Evolution of our cache system for VM restore
In any software, there's always a lot more happening behind the scenes than you can actually see. And there's also a time when you need to optimize internal things to improve visible performance. Today, we'll show you how we managed to drastically reduce the loading time from your "Restore backup" view, even in cases where you have a lot of VM backups stored.
💾 Backup Repository
A backup repository ("BR", also called "remote" in Xen Orchestra) is the place where we store all the VM backups you perform (full/standard or delta). Usually, this repository is a network share, likely behind NFS or SMB protocol.
One of our goals with Xen Orchestra was the ability to keep the backup data AND metadata fully self-contained and separate from your Xen Orchestra. This way, if you even lose your Xen Orchestra VM and/or even all your physical XCP-ng hosts, you can still restore everything by deploying a new XO on your fresh hardware from scratch, find all your existing backups on the BR, restore and get back on your feet!
So, what's the issue then ? Well, it starts to be slow to parse and read when the number of metadata files is big. Let's see why.
↔️ Query all available backups
When you enter into the "Backup" view, then the "Restore" tab, XO will list for you all the available backups to restore (for each VM, with the number of available backups per VM). Users with medium/large sized infrastructure started to have hundreds (and even more sometimes) backups. And we discovered it took time to load that screen.
Without any cache
This is what we had before XOA 5.71: when we listed all available backups, the requests behind the scenes were pretty simple:
- read the content of the
xo-vm-backups/
folder on all available Backup Repositories (BR) - then, inside each BR, read all subfolders,
xo-vm-backups/*
- finally, read all the metadata info of each backup for each VM,
xo-vm-backups/*/*.json
Even if those JSON files aren't big in size, remember that the BR is stored in a network share. Each file to read will take a network roundtrip: even a latency of 10ms, multiplied by the number of VMs and each backup (retention), you start to have more than a few seconds to load everything. And clearly, this had to happen each time you were navigating to this restore view! As you can see, it doesn't scale well.
Adding a first cache system
That's why we decided to add a new cache system, to avoid unnecessary requests on files that weren't modified:
- VM cache was generated on demand when listing the backups
- VM cache was deleted on backup creation/deletion
In order to avoid listing and loading a LOT of different files (read folder + read file), we decided to add a "static" file with an obvious path and name so we don't have to list a folder to find it: xo-vm-backups/*/cache.json.gz
. As you can see, the JSON is also compressed to reduce the amount of data stored AND going over the network, adding another benefit to the overall improvement.

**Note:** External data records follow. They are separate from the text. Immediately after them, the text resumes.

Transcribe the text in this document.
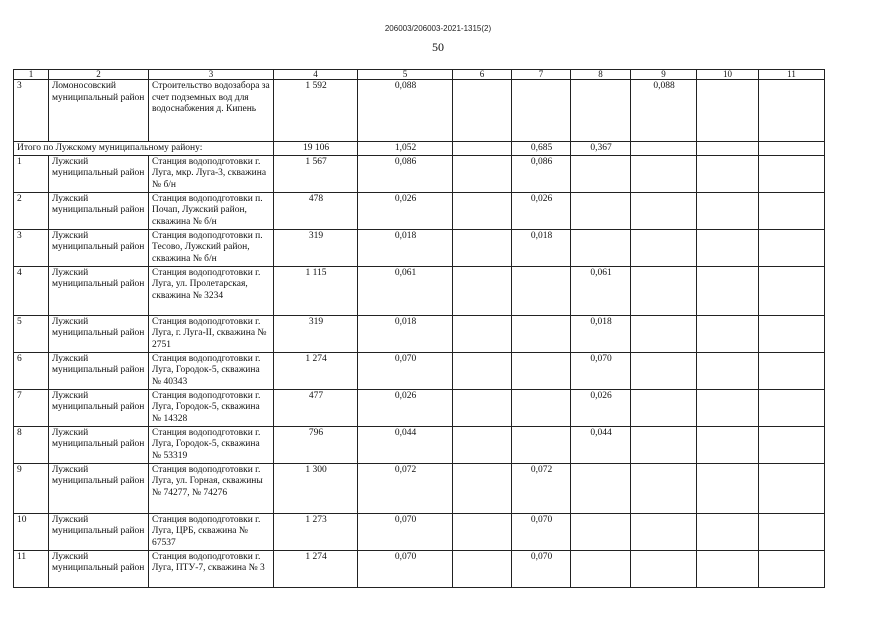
206003/206003-2021-1315(2)
50
1	2	3	4	5	6	7	8	9	10	11
3	Ломоносовский муниципальный район	Строительство водозабора за счет подземных вод для водоснабжения д. Кипень	1 592	0,088				0,088		
Итого по Лужскому муниципальному району:			19 106	1,052		0,685	0,367			
1	Лужский муниципальный район	Станция водоподготовки г. Луга, мкр. Луга-3, скважина № б/н	1 567	0,086		0,086				
2	Лужский муниципальный район	Станция водоподготовки п. Почап, Лужский район, скважина № б/н	478	0,026		0,026				
3	Лужский муниципальный район	Станция водоподготовки п. Тесово, Лужский район, скважина № б/н	319	0,018		0,018				
4	Лужский муниципальный район	Станция водоподготовки г. Луга, ул. Пролетарская, скважина № 3234	1 115	0,061			0,061			
5	Лужский муниципальный район	Станция водоподготовки г. Луга, г. Луга-II, скважина № 2751	319	0,018			0,018			
6	Лужский муниципальный район	Станция водоподготовки г. Луга, Городок-5, скважина № 40343	1 274	0,070			0,070			
7	Лужский муниципальный район	Станция водоподготовки г. Луга, Городок-5, скважина № 14328	477	0,026			0,026			
8	Лужский муниципальный район	Станция водоподготовки г. Луга, Городок-5, скважина № 53319	796	0,044			0,044			
9	Лужский муниципальный район	Станция водоподготовки г. Луга, ул. Горная, скважины № 74277, № 74276	1 300	0,072		0,072				
10	Лужский муниципальный район	Станция водоподготовки г. Луга, ЦРБ, скважина № 67537	1 273	0,070		0,070				
11	Лужский муниципальный район	Станция водоподготовки г. Луга, ПТУ-7, скважина № 3	1 274	0,070		0,070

And it was fine… for a while. Our main target, medium/large sized infrastructure users, had a lot of backup creation and deletion activity invalidating the cache very often, making it almost useless to them.
And at this point, we decided to improve further that cache system.
Going even faster
This new cache implementation is available since XO 5.75. This time, we decide to… update the cache directly! (at each backup creation/deletion)

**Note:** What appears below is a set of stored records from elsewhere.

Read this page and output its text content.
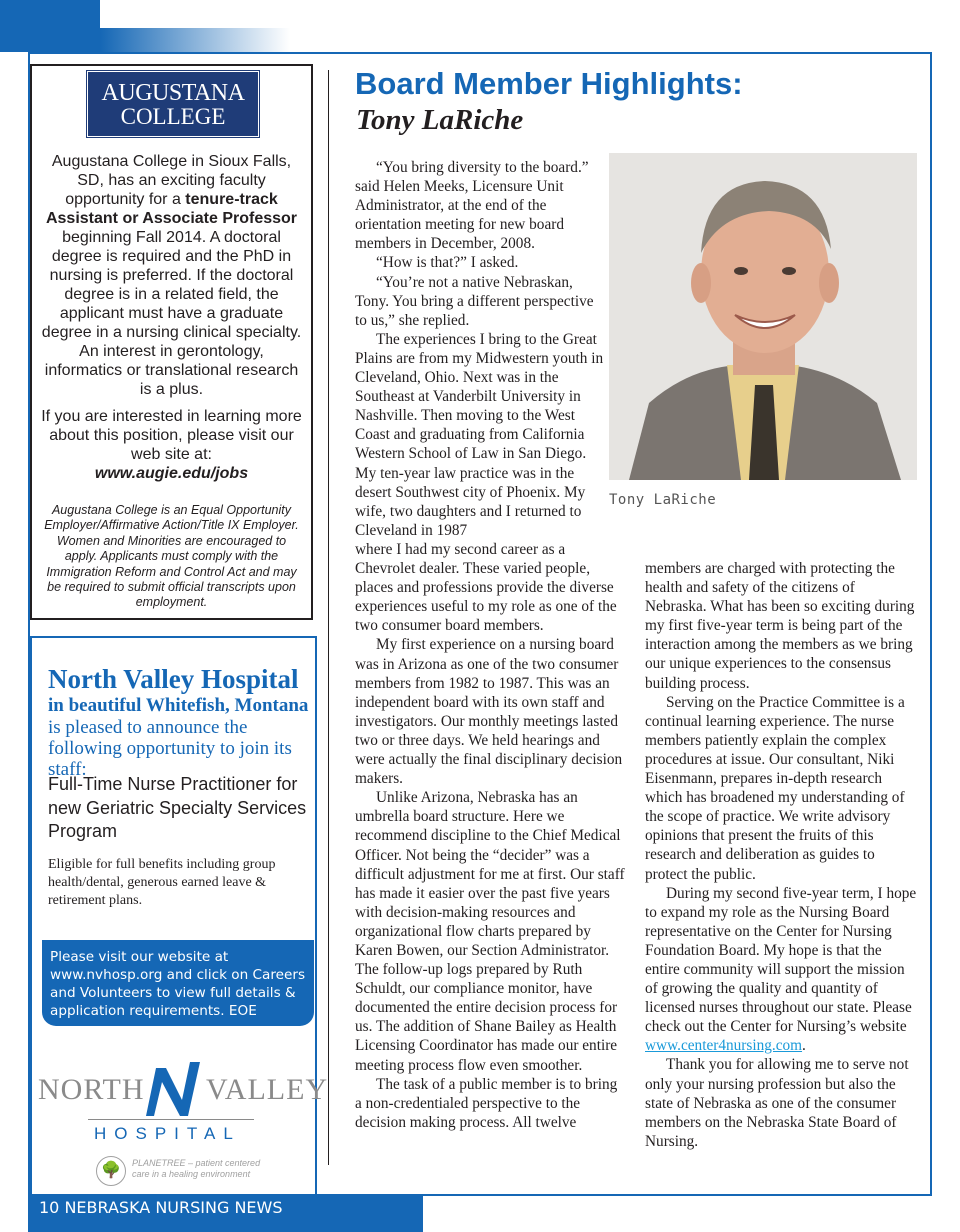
AUGUSTANA
COLLEGE

Augustana College in Sioux Falls, SD, has an exciting faculty opportunity for a tenure-track Assistant or Associate Professor beginning Fall 2014. A doctoral degree is required and the PhD in nursing is preferred. If the doctoral degree is in a related field, the applicant must have a graduate degree in a nursing clinical specialty. An interest in gerontology, informatics or translational research is a plus.

If you are interested in learning more about this position, please visit our web site at:
www.augie.edu/jobs

Augustana College is an Equal Opportunity Employer/Affirmative Action/Title IX Employer. Women and Minorities are encouraged to apply. Applicants must comply with the Immigration Reform and Control Act and may be required to submit official transcripts upon employment.
North Valley Hospital
in beautiful Whitefish, Montana
is pleased to announce the following opportunity to join its staff:
Full-Time Nurse Practitioner for new Geriatric Specialty Services Program
Eligible for full benefits including group health/dental, generous earned leave & retirement plans.
Please visit our website at www.nvhosp.org and click on Careers and Volunteers to view full details & application requirements. EOE
NORTH VALLEY
HOSPITAL
🌳	PLANETREE – patient centered care in a healing environment
10 NEBRASKA NURSING NEWS
Board Member Highlights:
Tony LaRiche

“You bring diversity to the board.” said Helen Meeks, Licensure Unit Administrator, at the end of the orientation meeting for new board members in December, 2008.

“How is that?” I asked.

“You’re not a native Nebraskan, Tony. You bring a different perspective to us,” she replied.

The experiences I bring to the Great Plains are from my Midwestern youth in Cleveland, Ohio. Next was in the Southeast at Vanderbilt University in Nashville. Then moving to the West Coast and graduating from California Western School of Law in San Diego. My ten-year law practice was in the desert Southwest city of Phoenix. My wife, two daughters and I returned to Cleveland in 1987

where I had my second career as a Chevrolet dealer. These varied people, places and professions provide the diverse experiences useful to my role as one of the two consumer board members.

My first experience on a nursing board was in Arizona as one of the two consumer members from 1982 to 1987. This was an independent board with its own staff and investigators. Our monthly meetings lasted two or three days. We held hearings and were actually the final disciplinary decision makers.

Unlike Arizona, Nebraska has an umbrella board structure. Here we recommend discipline to the Chief Medical Officer. Not being the “decider” was a difficult adjustment for me at first. Our staff has made it easier over the past five years with decision-making resources and organizational flow charts prepared by Karen Bowen, our Section Administrator. The follow-up logs prepared by Ruth Schuldt, our compliance monitor, have documented the entire decision process for us. The addition of Shane Bailey as Health Licensing Coordinator has made our entire meeting process flow even smoother.

The task of a public member is to bring a non-credentialed perspective to the decision making process. All twelve

Tony LaRiche

members are charged with protecting the health and safety of the citizens of Nebraska. What has been so exciting during my first five-year term is being part of the interaction among the members as we bring our unique experiences to the consensus building process.

Serving on the Practice Committee is a continual learning experience. The nurse members patiently explain the complex procedures at issue. Our consultant, Niki Eisenmann, prepares in-depth research which has broadened my understanding of the scope of practice. We write advisory opinions that present the fruits of this research and deliberation as guides to protect the public.

During my second five-year term, I hope to expand my role as the Nursing Board representative on the Center for Nursing Foundation Board. My hope is that the entire community will support the mission of growing the quality and quantity of licensed nurses throughout our state. Please check out the Center for Nursing’s website www.center4nursing.com.

Thank you for allowing me to serve not only your nursing profession but also the state of Nebraska as one of the consumer members on the Nebraska State Board of Nursing.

It might sound subtle, but in fact, this changed everything: the new cache is always available and up-to-date. Obviously, we had to also get some cache coherency checks: when a backup is finished, we have a "clean VM" set of instructions we use to verify if the cache is consistent or not. If not, then we remove it. Luckily, there's no good reason for this to happen!
🎯 Result and conclusion
To sum up, the new cache system is a lot more efficient, but allows direct modification (ie: no invalidation in a normal run), serving compressed files at a predictable path.
The result? Let's compare before and after the cache, on a modest backup repository: 22x VMs with a average retention around 45. This already means 1000 JSON files to list, read and parse.
It's pretty simple: we improved the performance by dividing the load time by 8. Not bad 😎 And remember: this is only on a relatively small backup repository, on a pretty fast network. The gap is even bigger on larger and/or slower infrastructures.
We hope you like this kind of "behind the scenes" content, let us know about your reaction on our community forum!